Atınç YILMAZ is an Assistant Professor in Beykent University Computer Engineering Department, Ayazağa, Istanbul, Turkey. He is the head of Computer Engineering Department at Beykent University since 2017 and Vice Dean at Engineering and Architecture Faculty since 2019. He graduated from Haliç University Computer Engineering Dept. in 2005, and finished his M.Sc. in the same department in 2008. He received his Ph.D. from Sakarya University, Department of Computer and Information Engineering in 2015. His research interests include Artificial intelligence, Programming Languages, Computer System Structure and Hardware and Deep Learning. He has a book called “Artificial Intelligence” published by Kodlab Press in 2017. He has another book, he wrote with Umut Kaya called “Deep Learning” published by Kodlab Press in 2019.

Umut KAYA is a part-time lecturer in Beykent University Computer Engineering Department, Ayazağa, Istanbul, Turkey since 2018. He graduated from Abant İzzet Baysal University, Department of Mathematics in 2005. He finished his M.Sc. in Management Information Systems from Sakarya University in 2012. He is a PhD candidate in Beykent University Computer Engineering. He also worked as a lecturer in Computer Programming Department of İzmir Kavram Vocational College between 2015 and 2019. His research interests include Artificial Intelligence and Deep Learning.

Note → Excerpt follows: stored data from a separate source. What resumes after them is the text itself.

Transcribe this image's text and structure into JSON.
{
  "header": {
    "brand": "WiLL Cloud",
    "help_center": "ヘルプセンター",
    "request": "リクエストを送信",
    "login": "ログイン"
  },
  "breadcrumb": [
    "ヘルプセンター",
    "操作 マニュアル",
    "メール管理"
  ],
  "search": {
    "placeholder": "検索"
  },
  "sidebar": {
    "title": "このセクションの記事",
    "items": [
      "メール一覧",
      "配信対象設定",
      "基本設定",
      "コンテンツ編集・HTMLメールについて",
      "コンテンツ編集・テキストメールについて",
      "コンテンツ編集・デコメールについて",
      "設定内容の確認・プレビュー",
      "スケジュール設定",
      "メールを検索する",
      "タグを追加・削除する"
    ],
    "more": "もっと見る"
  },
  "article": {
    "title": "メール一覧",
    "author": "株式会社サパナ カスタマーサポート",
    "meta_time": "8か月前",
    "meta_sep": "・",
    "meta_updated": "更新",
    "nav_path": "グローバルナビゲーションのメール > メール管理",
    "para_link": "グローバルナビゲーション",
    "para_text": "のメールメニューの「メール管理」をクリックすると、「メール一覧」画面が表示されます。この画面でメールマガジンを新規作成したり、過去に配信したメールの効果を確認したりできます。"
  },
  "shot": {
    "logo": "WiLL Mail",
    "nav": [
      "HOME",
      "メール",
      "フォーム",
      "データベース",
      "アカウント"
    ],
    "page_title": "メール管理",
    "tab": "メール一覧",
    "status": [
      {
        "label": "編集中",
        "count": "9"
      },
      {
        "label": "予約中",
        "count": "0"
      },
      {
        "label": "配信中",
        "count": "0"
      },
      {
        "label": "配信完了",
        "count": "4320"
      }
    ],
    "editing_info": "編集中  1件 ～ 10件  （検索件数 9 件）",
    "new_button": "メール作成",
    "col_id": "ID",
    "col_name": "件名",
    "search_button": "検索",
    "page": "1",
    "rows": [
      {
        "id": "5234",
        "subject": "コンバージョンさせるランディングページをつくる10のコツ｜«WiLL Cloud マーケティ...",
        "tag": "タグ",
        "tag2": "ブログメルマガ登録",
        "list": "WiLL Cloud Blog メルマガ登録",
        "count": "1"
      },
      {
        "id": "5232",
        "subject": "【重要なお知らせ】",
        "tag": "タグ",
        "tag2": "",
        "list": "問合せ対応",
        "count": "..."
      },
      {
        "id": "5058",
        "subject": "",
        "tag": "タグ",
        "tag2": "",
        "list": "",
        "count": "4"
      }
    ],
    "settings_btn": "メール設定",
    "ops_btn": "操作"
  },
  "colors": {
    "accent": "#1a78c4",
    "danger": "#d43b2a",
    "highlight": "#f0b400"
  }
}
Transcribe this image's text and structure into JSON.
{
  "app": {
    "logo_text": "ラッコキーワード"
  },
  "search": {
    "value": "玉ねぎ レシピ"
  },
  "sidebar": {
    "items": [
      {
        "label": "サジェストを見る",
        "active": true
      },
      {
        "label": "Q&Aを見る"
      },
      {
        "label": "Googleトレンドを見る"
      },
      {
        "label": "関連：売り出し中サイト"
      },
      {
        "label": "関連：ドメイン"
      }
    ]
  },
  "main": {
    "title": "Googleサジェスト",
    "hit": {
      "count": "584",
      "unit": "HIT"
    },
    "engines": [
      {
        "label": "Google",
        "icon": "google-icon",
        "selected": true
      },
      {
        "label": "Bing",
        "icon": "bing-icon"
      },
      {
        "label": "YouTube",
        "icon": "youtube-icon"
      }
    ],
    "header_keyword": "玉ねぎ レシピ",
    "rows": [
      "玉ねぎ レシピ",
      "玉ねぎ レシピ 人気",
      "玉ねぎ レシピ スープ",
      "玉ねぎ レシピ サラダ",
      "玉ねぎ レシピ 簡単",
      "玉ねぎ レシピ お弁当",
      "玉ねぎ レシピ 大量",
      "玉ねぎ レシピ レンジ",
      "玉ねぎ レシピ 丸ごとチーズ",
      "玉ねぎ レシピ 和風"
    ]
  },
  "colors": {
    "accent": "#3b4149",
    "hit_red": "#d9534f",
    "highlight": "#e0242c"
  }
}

He has a book, he wrote with Atınç Yılmaz called “Deep Learning” published by Kodlab Press in 2019.

Ediz ŞAYKOL is an assistant professor in Computer Engineering Department, Beykent University since 2011. His research interests include video surveillance (abnormal event detection, human action recognition, visual privacy) and document/textual image processing. His contributions have been published in several journals and conferences, and his work has been cited more than 500 times.